La mancata autorizzazione all’atterraggio di un aereo dell’Aeronautica Militare italiana negli Emirati Arabi non è l’unico incidente diplomatico accaduto in questi giorni con quel Paese.
Senz’altro il diniego di quelle che in gergo internazionale vengono chiamate diplo-clearance al Boeing 767 della nostra aviazione diretto in Afghanistan per la cerimonia di chiusura della missione italiana, ha comportato un grave disservizio, oltre al fatto che a bordo vi erano numerosi giornalisti e l’accaduto è stato diffuso con il dovuto clamore. Il volo, costretto ad atterrare per il rifornimento all’aeroporto di Dammam in Arabia Saudita, è giunto a destinazione ad Herat con molte ore di ritardo.
Pare però che contestualmente l’altra pesante tegola caduta sul Governo italiano sia lo sfratto esecutivo dalla base emiratina di Al Minhad, dove l’Italia da anni ha costituito il suo scalo per i voli in transito verso Iraq e Afghanistan.
In quella base lavorano almeno un centinaio di militari principalmente dell’Aeronautica. Essa è essenziale per il passaggio dai voli di trasporto passeggeri ai necessari voli tattici e funge anche da foresteria per il ristoro dei militari provenienti dalle missioni più estreme. La sua perdita provocherebbe notevoli disagi alla pianificazione dei voli per quell’area.
Che cosa sta succedendo? Più cause potrebbero aver generato un deterioramento dei rapporti con un Paese ritenuto commercialmente fondamentale, sino a giungere alla rottura in atto con delle conseguenze imprevedibili.
La prima nasce da una risoluzione approvata il 22 dicembre scorso alla Camera con la quale i proponenti Yana Chiara EHM (M5S) e Lia Quartapelle (PD) hanno chiesto di revocare e sospendere le licenze all’esportazione di materiali d’armamento agli Emirati Arabi Uniti, considerati alleato chiave della coalizione guidata dall’Arabia Saudita, impegnata in Yemen, accanto alle forze dell’esercito regolare, a contrastare le milizie di ribelli sciiti Houthi. Il precedente governo ha accettato e al momento le transazioni di armamento tra i due Paesi sono congelate. Più del congelamento ad aver irritato gli emiratini sono state le note di esultanza seguite all’approvazione della risoluzione.

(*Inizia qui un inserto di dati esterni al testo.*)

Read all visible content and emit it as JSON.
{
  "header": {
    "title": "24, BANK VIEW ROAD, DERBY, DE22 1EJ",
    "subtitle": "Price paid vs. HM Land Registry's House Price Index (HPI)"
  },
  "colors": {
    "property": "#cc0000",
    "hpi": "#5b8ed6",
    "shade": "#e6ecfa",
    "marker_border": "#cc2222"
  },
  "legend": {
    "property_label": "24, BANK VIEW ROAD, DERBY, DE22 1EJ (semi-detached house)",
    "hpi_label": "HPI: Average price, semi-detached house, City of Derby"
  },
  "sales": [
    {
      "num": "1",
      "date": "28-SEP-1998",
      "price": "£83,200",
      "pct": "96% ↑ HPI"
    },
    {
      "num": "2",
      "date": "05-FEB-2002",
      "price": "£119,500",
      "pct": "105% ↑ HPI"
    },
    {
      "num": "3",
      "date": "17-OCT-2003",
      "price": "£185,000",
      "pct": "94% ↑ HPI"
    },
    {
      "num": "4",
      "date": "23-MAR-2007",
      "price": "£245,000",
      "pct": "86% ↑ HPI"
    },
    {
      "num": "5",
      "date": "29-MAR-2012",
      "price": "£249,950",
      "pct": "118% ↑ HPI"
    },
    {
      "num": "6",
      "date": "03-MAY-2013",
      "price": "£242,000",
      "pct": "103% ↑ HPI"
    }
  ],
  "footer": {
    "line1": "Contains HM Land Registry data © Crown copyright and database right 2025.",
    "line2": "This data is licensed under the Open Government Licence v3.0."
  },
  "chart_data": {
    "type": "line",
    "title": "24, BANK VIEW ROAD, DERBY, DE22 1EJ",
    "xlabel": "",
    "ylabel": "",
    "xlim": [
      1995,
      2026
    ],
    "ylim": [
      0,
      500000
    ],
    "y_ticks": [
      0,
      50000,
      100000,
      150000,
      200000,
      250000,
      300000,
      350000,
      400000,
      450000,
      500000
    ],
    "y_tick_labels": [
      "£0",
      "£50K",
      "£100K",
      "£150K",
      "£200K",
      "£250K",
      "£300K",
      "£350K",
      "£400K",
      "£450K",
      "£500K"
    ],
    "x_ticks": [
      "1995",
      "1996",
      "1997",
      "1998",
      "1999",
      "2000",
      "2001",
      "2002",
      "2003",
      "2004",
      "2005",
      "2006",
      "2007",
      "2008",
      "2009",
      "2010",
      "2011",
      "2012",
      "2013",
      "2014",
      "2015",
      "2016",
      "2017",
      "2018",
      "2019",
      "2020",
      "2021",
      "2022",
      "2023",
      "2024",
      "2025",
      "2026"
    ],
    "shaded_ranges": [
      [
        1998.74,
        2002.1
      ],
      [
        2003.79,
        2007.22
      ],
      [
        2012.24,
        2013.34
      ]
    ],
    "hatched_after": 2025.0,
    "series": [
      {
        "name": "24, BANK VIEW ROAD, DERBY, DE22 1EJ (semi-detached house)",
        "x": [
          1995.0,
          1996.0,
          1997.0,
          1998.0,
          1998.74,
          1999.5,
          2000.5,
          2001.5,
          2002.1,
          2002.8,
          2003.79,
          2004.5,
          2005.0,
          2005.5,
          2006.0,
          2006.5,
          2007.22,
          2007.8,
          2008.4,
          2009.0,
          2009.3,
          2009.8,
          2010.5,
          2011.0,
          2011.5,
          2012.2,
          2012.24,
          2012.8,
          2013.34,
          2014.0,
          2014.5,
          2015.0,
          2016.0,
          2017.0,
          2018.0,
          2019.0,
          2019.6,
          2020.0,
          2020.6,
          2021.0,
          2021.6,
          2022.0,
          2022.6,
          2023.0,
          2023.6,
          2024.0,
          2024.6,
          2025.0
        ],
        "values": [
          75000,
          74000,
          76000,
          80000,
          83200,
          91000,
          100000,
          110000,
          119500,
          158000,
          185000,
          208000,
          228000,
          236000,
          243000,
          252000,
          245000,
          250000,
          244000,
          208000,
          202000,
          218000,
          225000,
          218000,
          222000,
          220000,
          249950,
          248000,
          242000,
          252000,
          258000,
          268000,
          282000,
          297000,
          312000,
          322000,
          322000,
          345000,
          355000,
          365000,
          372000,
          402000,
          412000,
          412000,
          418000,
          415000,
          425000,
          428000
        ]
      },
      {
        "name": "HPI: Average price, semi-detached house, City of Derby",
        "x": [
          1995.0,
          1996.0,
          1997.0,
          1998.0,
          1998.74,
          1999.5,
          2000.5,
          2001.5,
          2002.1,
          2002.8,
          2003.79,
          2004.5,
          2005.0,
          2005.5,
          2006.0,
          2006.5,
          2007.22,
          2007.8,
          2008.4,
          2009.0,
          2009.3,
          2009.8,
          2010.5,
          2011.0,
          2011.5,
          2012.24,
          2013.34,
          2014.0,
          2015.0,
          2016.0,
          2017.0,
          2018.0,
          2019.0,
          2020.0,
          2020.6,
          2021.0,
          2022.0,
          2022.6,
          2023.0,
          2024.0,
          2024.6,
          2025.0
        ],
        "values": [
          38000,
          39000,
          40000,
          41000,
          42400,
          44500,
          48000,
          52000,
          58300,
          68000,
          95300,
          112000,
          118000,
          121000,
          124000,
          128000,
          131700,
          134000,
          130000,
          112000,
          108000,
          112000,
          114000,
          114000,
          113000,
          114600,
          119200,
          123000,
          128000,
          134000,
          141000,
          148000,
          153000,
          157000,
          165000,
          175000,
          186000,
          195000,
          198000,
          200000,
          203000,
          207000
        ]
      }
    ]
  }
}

Non solo. Di pari passo l’Italia ha incrementato i rapporti proprio nel campo degli armamenti con il Qatar che, pur avendo da poco riaperto le frontiere e i rapporti commerciali con gli Emirati, mantiene posizioni in politica internazionale del tutto dissonanti dal proprio confinante.
A marzo di quest’anno è poi scaduto l’accordo bilaterale tra Italia ed Emirati nel campo della Difesa in vigore da dieci anni e non è stato rinnovato. Le parti stavano negoziando la proroga da molto tempo, ma evidentemente la trattativa non ha condotto alla sottoscrizione del nuovo documento con il risultato che tutto il personale italiano che si trova al momento nel territorio emiratino è privo di copertura giuridica.
Da ultimo va considerata la posizione degli Emirati in Libia, facenti parte di una coalizione avversa a quella cui apparteneva l’Italia e ancora riluttanti a lasciare quel territorio.
Insomma i bei tempi in cui i piloti emiratini erano ben orgogliosi di essere stati addestrati dagli istruttori italiani sembrano passati e la pattuglia acrobatica composta da piloti provenienti dalle ricche famiglie di Dubai forse non mutuerà più le complesse manovre dell’omologa, si fa per dire, italiana.
Si spera comunque che il dissidio sia contenuto a livello Difesa e che non abbia ripercussioni su altri rapporti commerciali. L’Expo di Dubai è alle porte e gli imprenditori italiani stanno seguendo la vicenda preoccupati e con giusta apprensione.